Over the medium term, the overuse of agentic AI could contribute to overreliance and disempowerment. As agentic AI becomes embedded in high-stakes fields like finance and law, it could become impossible for human operators to detect failures or intervene effectively. In some cases, humans might not even understand when or why an AI system is malfunctioning, let alone how to correct it.
The risks that are most difficult to regulate
Yet the most challenging risks, in my view, stem from how reinforcement learning (RL) shapes agentic AI behaviour.
RL agents optimise their actions based on a reward function, learning through trial and error. While developers define high-level goals, AI systems often develop instrumental goals, namely intermediate objectives that help them achieve their broader tasks. Already in 2008, Stephen Omohundro argued that sufficiently advanced AI would pursue instrumental goals such as acquiring resources or increasing computing power to improve performance. More recent research has confirmed this intuition.
A particularly concerning category of instrumental goals is convergent instrumental goals, which are objectives that are useful across many different AI tasks. These may include accumulating influence over an environment or even manipulating users to ensure goal completion. The challenge is that these goals emerge without human oversight, making them difficult for policymakers to detect, let alone regulate.
Reward hacking is also fiendishly difficult to regulate. This happens when an AI system finds unintended shortcuts to maximise its reward, sometimes in harmful ways. A well-documented example is when engagement-optimised AI systems (such as those used in social media) promote extreme or emotionally manipulative content because it increases watch time or user interactions—despite the broader harm it may cause.
Over the medium to long term, specific types of reinforcement learning (RL) agents present particular challenges. As discussed in Science, one of the world’s most highly-cited journals, sufficiently capable long-term planning agents may have incentives to ‘thwart human control’. These RL agents, with extended planning horizons, could make human oversight close to impossible. Moreover, the potential for humans to withhold rewards ‘strongly incentivises the AI system to take humans out of the loop’. Mechanisms by which long-term planning agents could do so include taking control over human infrastructure and creating other agents to act on their behalf.
What should policymakers do?
A growing community of researchers is exploring how to regulate agentic AI, often within the broader field of frontier AI governance. However, much work remains, especially in Africa.
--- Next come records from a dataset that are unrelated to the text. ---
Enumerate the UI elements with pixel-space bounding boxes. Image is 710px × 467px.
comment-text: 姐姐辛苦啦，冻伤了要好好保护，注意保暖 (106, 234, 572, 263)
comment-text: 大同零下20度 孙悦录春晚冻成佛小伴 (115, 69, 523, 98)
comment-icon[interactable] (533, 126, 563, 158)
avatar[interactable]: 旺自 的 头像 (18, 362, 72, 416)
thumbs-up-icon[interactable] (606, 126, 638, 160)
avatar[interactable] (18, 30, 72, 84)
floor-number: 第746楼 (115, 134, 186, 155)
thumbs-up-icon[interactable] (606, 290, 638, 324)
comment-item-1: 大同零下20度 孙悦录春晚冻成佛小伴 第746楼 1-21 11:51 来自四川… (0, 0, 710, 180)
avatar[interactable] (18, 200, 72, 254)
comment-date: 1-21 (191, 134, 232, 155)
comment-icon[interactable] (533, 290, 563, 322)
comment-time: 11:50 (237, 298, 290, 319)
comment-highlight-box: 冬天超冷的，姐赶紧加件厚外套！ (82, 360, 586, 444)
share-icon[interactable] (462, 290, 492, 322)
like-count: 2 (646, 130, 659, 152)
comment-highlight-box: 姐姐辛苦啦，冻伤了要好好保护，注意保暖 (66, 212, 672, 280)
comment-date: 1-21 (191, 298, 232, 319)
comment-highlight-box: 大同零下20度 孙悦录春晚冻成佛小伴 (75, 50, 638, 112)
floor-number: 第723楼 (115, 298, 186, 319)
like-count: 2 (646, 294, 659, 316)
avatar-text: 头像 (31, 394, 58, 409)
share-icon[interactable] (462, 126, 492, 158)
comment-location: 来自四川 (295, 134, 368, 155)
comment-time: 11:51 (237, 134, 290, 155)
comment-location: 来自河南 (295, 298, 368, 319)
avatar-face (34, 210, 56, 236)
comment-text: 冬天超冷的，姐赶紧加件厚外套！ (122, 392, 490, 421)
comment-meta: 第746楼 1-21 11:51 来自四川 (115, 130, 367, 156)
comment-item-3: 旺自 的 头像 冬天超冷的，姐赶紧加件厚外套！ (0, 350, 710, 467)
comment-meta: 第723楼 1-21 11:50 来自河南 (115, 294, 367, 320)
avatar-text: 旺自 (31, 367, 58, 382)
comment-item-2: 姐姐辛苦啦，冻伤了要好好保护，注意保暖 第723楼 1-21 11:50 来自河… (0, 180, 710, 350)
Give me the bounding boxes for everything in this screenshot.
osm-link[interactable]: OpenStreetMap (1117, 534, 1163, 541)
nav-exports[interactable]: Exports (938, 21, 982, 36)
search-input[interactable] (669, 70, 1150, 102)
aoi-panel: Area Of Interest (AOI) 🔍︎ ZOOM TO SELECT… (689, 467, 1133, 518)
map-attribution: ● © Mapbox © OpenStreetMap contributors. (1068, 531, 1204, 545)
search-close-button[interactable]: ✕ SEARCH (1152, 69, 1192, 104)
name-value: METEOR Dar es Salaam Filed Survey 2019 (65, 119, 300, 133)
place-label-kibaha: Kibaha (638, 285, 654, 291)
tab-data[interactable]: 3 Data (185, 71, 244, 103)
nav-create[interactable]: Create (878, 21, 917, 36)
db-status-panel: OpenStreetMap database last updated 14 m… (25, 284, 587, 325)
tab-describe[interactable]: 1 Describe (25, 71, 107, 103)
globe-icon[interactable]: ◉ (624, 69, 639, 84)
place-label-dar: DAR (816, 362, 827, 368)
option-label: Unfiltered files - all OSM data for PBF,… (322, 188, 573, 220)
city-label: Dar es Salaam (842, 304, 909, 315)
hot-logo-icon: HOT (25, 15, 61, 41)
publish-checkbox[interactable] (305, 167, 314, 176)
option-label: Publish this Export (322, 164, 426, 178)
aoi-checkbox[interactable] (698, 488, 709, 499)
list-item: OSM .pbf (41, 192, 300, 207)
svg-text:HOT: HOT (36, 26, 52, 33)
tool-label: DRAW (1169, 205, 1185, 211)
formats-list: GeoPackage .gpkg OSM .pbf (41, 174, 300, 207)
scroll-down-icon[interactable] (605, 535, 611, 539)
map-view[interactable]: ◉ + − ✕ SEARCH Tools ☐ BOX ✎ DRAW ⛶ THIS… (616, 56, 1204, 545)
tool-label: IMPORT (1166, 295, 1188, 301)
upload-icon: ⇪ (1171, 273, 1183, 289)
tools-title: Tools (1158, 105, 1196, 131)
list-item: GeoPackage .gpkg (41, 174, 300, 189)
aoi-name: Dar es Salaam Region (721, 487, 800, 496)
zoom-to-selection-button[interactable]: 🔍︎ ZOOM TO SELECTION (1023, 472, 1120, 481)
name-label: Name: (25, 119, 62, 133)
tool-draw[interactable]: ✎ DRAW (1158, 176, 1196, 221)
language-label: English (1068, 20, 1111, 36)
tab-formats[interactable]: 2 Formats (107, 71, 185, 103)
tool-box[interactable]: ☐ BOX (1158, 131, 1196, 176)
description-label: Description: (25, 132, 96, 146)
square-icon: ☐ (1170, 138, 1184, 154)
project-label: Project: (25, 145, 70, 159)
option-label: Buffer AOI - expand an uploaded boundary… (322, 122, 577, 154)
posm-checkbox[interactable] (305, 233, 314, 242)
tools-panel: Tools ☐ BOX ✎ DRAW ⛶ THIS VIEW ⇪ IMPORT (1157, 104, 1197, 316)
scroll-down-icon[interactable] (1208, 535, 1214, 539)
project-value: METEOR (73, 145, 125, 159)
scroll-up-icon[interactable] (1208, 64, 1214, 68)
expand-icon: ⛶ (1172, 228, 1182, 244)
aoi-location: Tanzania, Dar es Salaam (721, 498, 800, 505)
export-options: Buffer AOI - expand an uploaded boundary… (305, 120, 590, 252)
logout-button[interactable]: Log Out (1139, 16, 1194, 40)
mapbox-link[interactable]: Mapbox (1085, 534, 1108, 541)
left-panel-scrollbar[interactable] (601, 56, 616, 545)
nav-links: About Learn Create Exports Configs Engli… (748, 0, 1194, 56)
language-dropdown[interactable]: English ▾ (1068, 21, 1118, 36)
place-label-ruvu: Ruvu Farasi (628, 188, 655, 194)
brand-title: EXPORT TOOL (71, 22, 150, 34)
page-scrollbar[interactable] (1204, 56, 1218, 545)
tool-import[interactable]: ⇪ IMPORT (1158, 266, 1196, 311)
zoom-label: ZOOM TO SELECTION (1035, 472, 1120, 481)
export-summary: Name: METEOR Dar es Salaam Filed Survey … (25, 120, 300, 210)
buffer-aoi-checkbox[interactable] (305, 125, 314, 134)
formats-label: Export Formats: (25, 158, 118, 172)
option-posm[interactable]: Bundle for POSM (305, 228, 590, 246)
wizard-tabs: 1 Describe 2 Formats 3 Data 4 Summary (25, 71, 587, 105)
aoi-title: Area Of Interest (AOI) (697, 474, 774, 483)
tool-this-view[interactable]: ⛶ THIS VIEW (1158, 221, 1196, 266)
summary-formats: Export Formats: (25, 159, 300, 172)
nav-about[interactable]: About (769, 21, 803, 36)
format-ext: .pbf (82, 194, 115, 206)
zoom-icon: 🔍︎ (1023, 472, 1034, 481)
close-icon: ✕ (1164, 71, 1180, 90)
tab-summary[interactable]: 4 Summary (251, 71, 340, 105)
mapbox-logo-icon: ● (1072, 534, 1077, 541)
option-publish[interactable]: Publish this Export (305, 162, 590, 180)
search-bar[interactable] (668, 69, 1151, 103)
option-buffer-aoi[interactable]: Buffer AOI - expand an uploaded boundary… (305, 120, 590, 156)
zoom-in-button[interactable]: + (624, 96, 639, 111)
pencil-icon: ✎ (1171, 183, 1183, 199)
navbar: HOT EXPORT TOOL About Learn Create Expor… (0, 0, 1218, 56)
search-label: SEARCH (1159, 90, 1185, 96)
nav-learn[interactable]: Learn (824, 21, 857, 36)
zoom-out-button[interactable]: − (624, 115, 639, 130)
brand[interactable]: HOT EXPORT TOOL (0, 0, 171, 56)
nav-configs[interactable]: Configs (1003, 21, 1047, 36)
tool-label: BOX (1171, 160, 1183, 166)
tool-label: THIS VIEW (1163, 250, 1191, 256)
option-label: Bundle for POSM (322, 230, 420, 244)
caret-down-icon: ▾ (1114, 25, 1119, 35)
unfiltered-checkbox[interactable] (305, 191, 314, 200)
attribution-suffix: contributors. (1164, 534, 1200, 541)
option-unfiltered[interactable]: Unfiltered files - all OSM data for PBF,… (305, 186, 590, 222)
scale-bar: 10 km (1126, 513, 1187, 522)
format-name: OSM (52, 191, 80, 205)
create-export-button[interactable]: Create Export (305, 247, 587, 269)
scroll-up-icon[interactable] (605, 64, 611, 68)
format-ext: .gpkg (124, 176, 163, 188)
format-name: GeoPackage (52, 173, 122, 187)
One promising approach is a regulatory model that combines principles-based and rules-based regulation. This approach acknowledges two key realities: first, that we do not yet fully understand the risks of agentic AI, and second, that existing safety mechanisms remain underdeveloped. Given this uncertainty, policymakers must build capacity urgently, while building much closer collaboration between AI developers and regulators.
There is also recognition that pure self-regulation is insufficient. While the AI industry has made real efforts to prioritise safety, the fundamental problems remain: misalignment between the incentives of AI developers and the public interest, and both the potential scope of negative externalities and societal impact produced by AI systems weaken the incentive for self-regulation.
Agentic AI represents a major technological leap, offering immense benefits but also introducing unpredictable risks. Unlike traditional AI, agentic systems act autonomously, adapt to new environments, and pursue complex, self-generated objectives, often in ways that are difficult to regulate. For policymakers, the challenge is twofold: understanding these risks and developing governance structures that can keep pace with rapid technological advancements. It sounds simple but putting this into practice will be no easy feat.